Pale Swallowwort (Vincetoxicum nigrum) Herbicides are the only reliable means of control for large infestations. Pulling, cutting and digging are impractical as the roots readily resprout. Spot treat or broadcast spray from mid-summer to fall. Right at flowering is the ideal time to reduce seed production. Both glyphosate 2%AI and triclopyr 1 ½%AI can be used with good control. Repeated applications for a couple of years will be necessary to treat new seedlings and resprouts. The difference from year to year will be dramatic. Swallowwort can be slow to show herbicide injury. The first signs will be a drooping of the growing tips and wilting of leaves. Be patient the end is near.

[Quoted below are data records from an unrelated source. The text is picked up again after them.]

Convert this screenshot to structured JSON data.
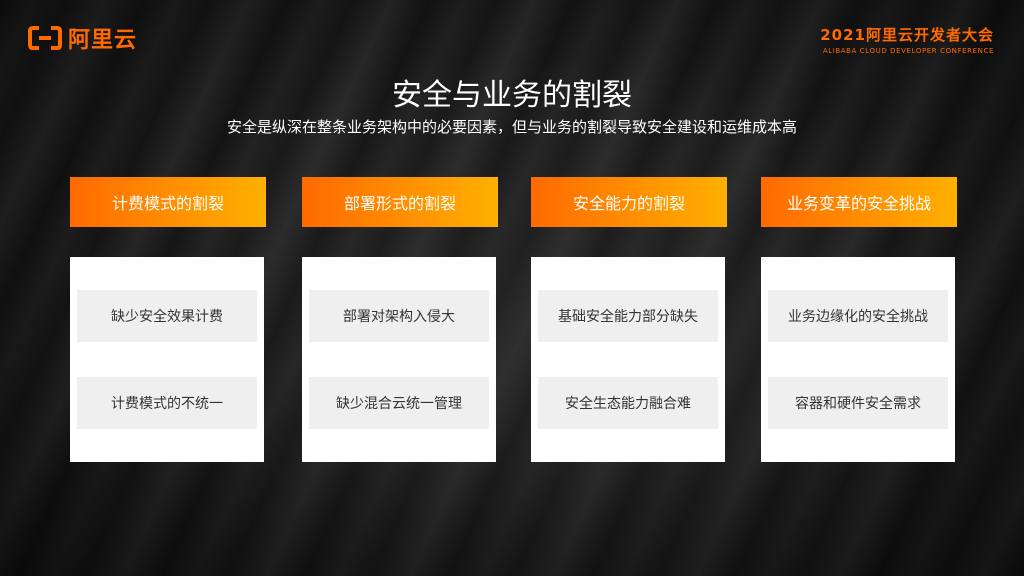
{
  "brand": {
    "logo_text": "阿里云",
    "accent": "#ff6a00"
  },
  "conference": {
    "title": "2021阿里云开发者大会",
    "subtitle": "ALIBABA CLOUD DEVELOPER CONFERENCE"
  },
  "title": "安全与业务的割裂",
  "subtitle": "安全是纵深在整条业务架构中的必要因素，但与业务的割裂导致安全建设和运维成本高",
  "columns": [
    {
      "header": "计费模式的割裂",
      "items": [
        "缺少安全效果计费",
        "计费模式的不统一"
      ]
    },
    {
      "header": "部署形式的割裂",
      "items": [
        "部署对架构入侵大",
        "缺少混合云统一管理"
      ]
    },
    {
      "header": "安全能力的割裂",
      "items": [
        "基础安全能力部分缺失",
        "安全生态能力融合难"
      ]
    },
    {
      "header": "业务变革的安全挑战",
      "items": [
        "业务边缘化的安全挑战",
        "容器和硬件安全需求"
      ]
    }
  ]
}
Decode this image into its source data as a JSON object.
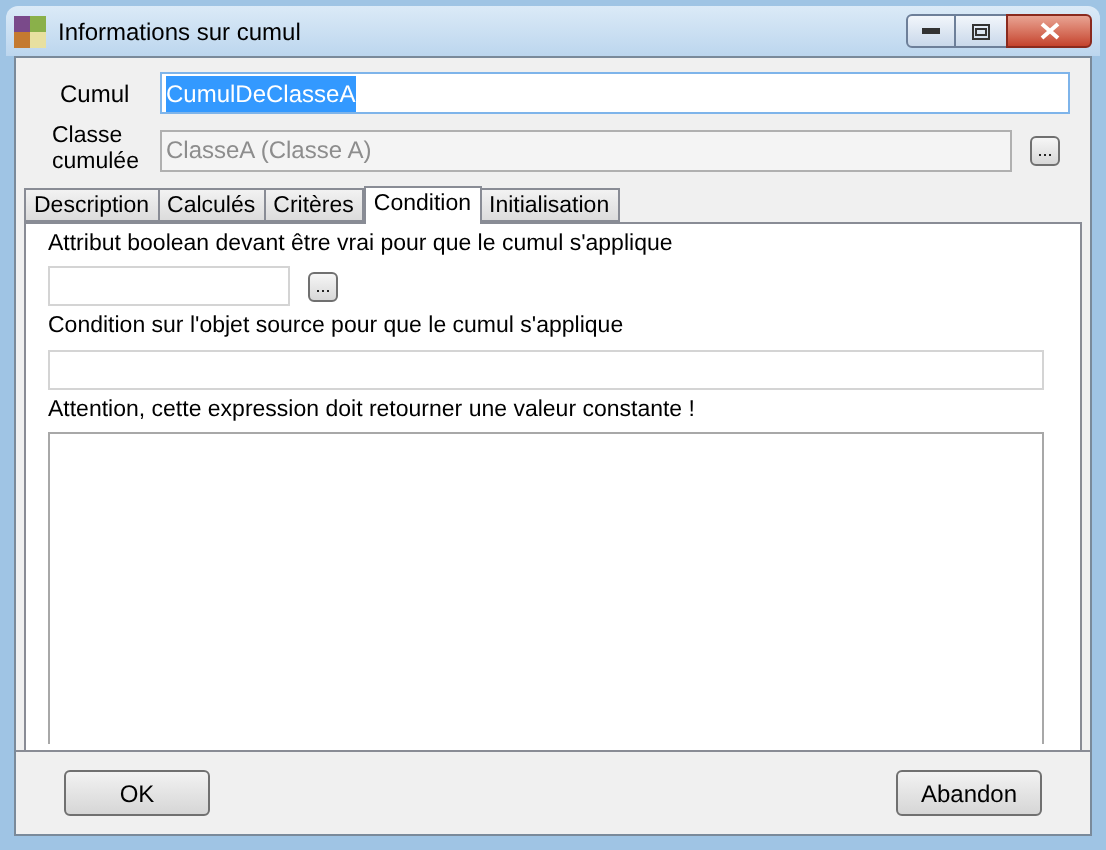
{
  "window": {
    "title": "Informations sur cumul"
  },
  "cumul": {
    "label": "Cumul",
    "value": "CumulDeClasseA",
    "selected": true
  },
  "classe": {
    "label": "Classe cumulée",
    "value": "ClasseA (Classe A)",
    "disabled": true,
    "browse": "..."
  },
  "tabs": [
    {
      "label": "Description",
      "selected": false
    },
    {
      "label": "Calculés",
      "selected": false
    },
    {
      "label": "Critères",
      "selected": false
    },
    {
      "label": "Condition",
      "selected": true
    },
    {
      "label": "Initialisation",
      "selected": false
    }
  ],
  "condition": {
    "attribute_label": "Attribut boolean devant être vrai pour que le cumul s'applique",
    "attribute_browse": "...",
    "source_label": "Condition sur l'objet source pour que le cumul s'applique",
    "warning": "Attention, cette expression doit retourner une valeur constante !"
  },
  "buttons": [
    "OK",
    "Abandon"
  ]
}
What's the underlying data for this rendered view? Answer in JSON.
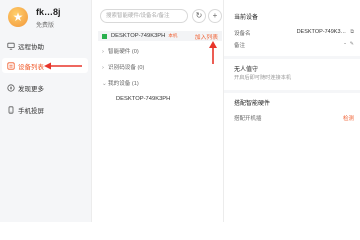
{
  "profile": {
    "name": "fk…8j",
    "level": "免费版",
    "avatar_icon": "star-icon"
  },
  "sidebar": {
    "items": [
      {
        "label": "远程协助",
        "icon": "monitor-icon"
      },
      {
        "label": "设备列表",
        "icon": "device-list-icon",
        "active": true
      },
      {
        "label": "发现更多",
        "icon": "discover-icon"
      },
      {
        "label": "手机投屏",
        "icon": "phone-icon"
      }
    ]
  },
  "device_list": {
    "search_placeholder": "搜索智能硬件/设备名/备注",
    "refresh_icon": "refresh-icon",
    "add_icon": "plus-icon",
    "current": {
      "name": "DESKTOP-749K3PH",
      "tag": "本机",
      "action": "加入列表"
    },
    "groups": [
      {
        "label": "智能硬件 (0)",
        "icon": "chevron-right-icon"
      },
      {
        "label": "识别码设备 (0)",
        "icon": "chevron-right-icon"
      },
      {
        "label": "我的设备 (1)",
        "icon": "chevron-down-icon"
      }
    ],
    "my_devices": [
      "DESKTOP-749K3PH"
    ]
  },
  "details": {
    "current_title": "当前设备",
    "device_name_label": "设备名",
    "device_name_value": "DESKTOP-749K3…",
    "note_label": "备注",
    "note_value": "-",
    "unattended_title": "无人值守",
    "unattended_desc": "开启后即可随时连接本机",
    "smart_title": "搭配智能硬件",
    "smart_label": "搭配开机插",
    "smart_action": "检测"
  },
  "colors": {
    "accent": "#f05a2a",
    "online": "#2ab04e",
    "sidebar_bg": "#f5f6f8"
  }
}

Amur, Morrow, Tatarian honeysuckle ( Lonicera maackii, L. morrowii, L. tatarica.) Use a chain saw and cut/stump treatments on large plants. Cut and treat any time of year even during the winter months. Honeysuckle produces numerous stems close to the ground that makes cutting challenging. Small bushes less than 3 ft, especially those growing in full sun are easier to treat with a foliar spray. Honeysuckle, even large ones, respond quickly to foliar sprays. Use triclopyr 2 to 4%AI in spring and early summer and glyphosate 2 to 5% in mid-summer to fall. The higher rates will require less leaf coverage than the low rates for complete control.
Autumn olive (Elaeagnus umbellata) Cut/stump treatments can be used on all but the smallest plants. Treat all cut surfaces. AO is quite susceptible to foliar herbicide treatments. Use same rates as honeysuckle. Triclopyr provides slightly better control than glyphosate. Treat from mid-summer to fall.
Common Buckthorn (Rhamnus cathartica), Glossy buckthorn (R. frangula) Use chain saw and cut/stump treatments on all stems larger than ½”. Buckthorn wood is hard and difficult to cut with hand tools. Cut and treat stems from summer through winter with high control. Buckthorn does not respond quickly to systemic foliar treatments. Only treat small plants or masses of seedlings with a foliar spray. Use triclopyr in spring and summer and glyphosate in mid-summer to fall.
Barberry (Berberis sp.) , Privet (Ligustrum vulgare), Burning bush (Euonymus alatus) Use chain saw and cut/stump treatments on all large stems. Seedlings are easy to pull by hand and mid-size plants can be pulled using a shovel or mattock. Foliar sprays can be used from summer through fall for large infestations.
Recommendations can be adapted for use on other invasive plants.